Usage fields are optional, but add usage.costUsd, usage.inputTokens, usage.outputTokens, or usage.totalTokens when the agent exposes them. Without usage, Ruhroh can still compare outcome quality, but cost and tokens-per-pass views will show partial coverage.

ruhroh doctor includes an adapter-metadata check for readable command wrappers. It warns when a wrapper does not reference RUHROH_RESULT_PATH or when the result file is missing connector version, model identity, or evidence. Treat that warning as a preflight signal before collecting repeated live-agent runs.

Keep wrappers conservative:

  • operate only inside RUHROH_WORKSPACE;
  • store prompts, logs, and transcripts under the run root or workspace;
  • avoid printing secrets;
  • keep live credentials out of default CI.
  • rely on the default no-shell command execution where possible; set RUHROH_RUN_AGENT_COMMAND_SHELL=1 only for trusted wrappers that need shell expansion.

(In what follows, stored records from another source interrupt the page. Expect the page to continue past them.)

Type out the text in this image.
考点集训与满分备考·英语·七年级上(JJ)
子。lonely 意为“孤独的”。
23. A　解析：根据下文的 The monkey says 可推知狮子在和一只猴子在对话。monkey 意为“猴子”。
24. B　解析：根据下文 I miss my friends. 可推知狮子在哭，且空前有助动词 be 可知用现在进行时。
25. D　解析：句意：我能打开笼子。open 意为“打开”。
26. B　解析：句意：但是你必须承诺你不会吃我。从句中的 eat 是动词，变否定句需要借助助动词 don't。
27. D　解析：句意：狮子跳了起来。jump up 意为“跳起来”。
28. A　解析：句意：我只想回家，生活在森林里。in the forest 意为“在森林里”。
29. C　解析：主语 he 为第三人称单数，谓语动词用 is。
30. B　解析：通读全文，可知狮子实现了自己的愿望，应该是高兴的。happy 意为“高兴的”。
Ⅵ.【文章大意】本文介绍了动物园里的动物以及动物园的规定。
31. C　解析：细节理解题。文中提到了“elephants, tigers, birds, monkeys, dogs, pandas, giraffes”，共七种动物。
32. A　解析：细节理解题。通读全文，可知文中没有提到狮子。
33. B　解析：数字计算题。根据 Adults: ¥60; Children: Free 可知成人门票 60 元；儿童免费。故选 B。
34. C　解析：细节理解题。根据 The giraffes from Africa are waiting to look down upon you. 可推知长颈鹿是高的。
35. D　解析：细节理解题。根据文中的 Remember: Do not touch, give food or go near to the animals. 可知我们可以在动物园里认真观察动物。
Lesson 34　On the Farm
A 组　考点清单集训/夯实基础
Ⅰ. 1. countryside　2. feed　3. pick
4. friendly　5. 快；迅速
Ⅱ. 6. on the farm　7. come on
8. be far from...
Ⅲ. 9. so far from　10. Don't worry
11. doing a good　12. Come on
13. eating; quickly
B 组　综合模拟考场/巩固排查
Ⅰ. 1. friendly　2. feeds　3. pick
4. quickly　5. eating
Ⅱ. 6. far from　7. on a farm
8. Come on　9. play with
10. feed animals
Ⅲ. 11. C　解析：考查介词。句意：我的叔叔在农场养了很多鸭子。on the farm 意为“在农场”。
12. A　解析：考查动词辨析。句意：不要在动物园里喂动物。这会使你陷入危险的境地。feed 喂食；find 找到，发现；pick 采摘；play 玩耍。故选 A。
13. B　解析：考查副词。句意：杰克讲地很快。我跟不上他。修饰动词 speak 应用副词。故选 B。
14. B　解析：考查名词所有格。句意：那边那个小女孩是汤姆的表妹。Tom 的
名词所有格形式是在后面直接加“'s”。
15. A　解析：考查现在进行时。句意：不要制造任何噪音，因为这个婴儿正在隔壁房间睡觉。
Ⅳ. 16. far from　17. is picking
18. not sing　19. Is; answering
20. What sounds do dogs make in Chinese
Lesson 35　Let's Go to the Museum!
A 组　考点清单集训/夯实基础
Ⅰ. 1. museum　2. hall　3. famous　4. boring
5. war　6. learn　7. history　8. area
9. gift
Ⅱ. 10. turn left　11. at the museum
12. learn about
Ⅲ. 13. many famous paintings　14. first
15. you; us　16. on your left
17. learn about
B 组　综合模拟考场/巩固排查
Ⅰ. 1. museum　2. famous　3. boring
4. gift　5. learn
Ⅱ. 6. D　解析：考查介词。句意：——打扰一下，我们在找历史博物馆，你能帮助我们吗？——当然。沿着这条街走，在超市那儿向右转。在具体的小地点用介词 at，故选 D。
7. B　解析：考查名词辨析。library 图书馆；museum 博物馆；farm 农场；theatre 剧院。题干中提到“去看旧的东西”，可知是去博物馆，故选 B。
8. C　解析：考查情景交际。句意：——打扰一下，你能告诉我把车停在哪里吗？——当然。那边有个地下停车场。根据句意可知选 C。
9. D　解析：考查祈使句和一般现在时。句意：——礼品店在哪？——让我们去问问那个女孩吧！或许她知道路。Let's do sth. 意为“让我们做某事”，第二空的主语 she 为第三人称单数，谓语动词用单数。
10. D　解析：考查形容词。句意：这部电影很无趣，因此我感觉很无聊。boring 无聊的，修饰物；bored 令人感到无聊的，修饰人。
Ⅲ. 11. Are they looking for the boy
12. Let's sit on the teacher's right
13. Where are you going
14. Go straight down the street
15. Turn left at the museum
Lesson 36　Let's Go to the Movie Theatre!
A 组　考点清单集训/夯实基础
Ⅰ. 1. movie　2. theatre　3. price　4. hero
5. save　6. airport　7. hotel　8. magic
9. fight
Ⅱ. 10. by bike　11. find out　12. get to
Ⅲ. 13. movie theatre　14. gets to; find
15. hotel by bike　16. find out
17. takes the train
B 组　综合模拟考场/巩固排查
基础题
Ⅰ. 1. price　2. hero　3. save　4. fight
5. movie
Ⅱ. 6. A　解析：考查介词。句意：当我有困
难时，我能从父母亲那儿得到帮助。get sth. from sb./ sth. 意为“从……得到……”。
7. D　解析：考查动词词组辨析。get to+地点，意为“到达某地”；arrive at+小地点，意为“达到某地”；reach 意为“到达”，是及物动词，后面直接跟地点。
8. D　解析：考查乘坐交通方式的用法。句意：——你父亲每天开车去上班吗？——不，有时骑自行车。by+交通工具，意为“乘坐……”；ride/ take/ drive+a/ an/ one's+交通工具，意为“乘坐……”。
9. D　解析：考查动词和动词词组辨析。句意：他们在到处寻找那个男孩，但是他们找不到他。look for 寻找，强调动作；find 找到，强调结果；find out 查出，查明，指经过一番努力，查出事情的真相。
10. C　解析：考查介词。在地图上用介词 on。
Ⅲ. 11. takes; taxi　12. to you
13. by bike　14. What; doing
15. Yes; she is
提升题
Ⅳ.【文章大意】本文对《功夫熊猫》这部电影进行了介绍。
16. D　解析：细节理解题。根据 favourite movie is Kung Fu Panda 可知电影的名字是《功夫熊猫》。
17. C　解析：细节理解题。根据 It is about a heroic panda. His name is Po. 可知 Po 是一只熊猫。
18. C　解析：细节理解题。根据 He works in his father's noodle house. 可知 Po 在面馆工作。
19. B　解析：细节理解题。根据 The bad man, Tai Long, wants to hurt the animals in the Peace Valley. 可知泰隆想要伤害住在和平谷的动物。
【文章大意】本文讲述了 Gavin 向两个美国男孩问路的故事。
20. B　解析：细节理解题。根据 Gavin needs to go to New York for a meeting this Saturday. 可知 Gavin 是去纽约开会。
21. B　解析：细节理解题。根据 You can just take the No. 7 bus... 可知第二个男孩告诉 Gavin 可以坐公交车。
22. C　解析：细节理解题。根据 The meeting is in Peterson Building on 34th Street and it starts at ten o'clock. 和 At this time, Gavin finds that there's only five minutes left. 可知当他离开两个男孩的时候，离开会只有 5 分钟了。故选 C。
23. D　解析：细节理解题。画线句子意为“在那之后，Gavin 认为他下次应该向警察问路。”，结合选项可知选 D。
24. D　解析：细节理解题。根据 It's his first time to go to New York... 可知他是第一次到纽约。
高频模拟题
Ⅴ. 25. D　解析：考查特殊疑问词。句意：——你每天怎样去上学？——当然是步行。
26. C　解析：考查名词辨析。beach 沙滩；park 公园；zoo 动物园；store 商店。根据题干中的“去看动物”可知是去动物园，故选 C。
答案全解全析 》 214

Reference wrappers live under examples/adapters/:

  • fixture-newsletter: credential-free smoke adapter for local verification.
  • kestrel-cli: native-session wrapper for Kestrel job_input_v1 and job_output_v1, including replay and event evidence.
  • codex-cli: custom-shell wrapper for codex exec.
  • claude-code: custom-shell wrapper for claude --print.
  • gemini-cli: custom-shell wrapper for Gemini CLI.
  • aider: custom-shell wrapper for Aider non-interactive mode.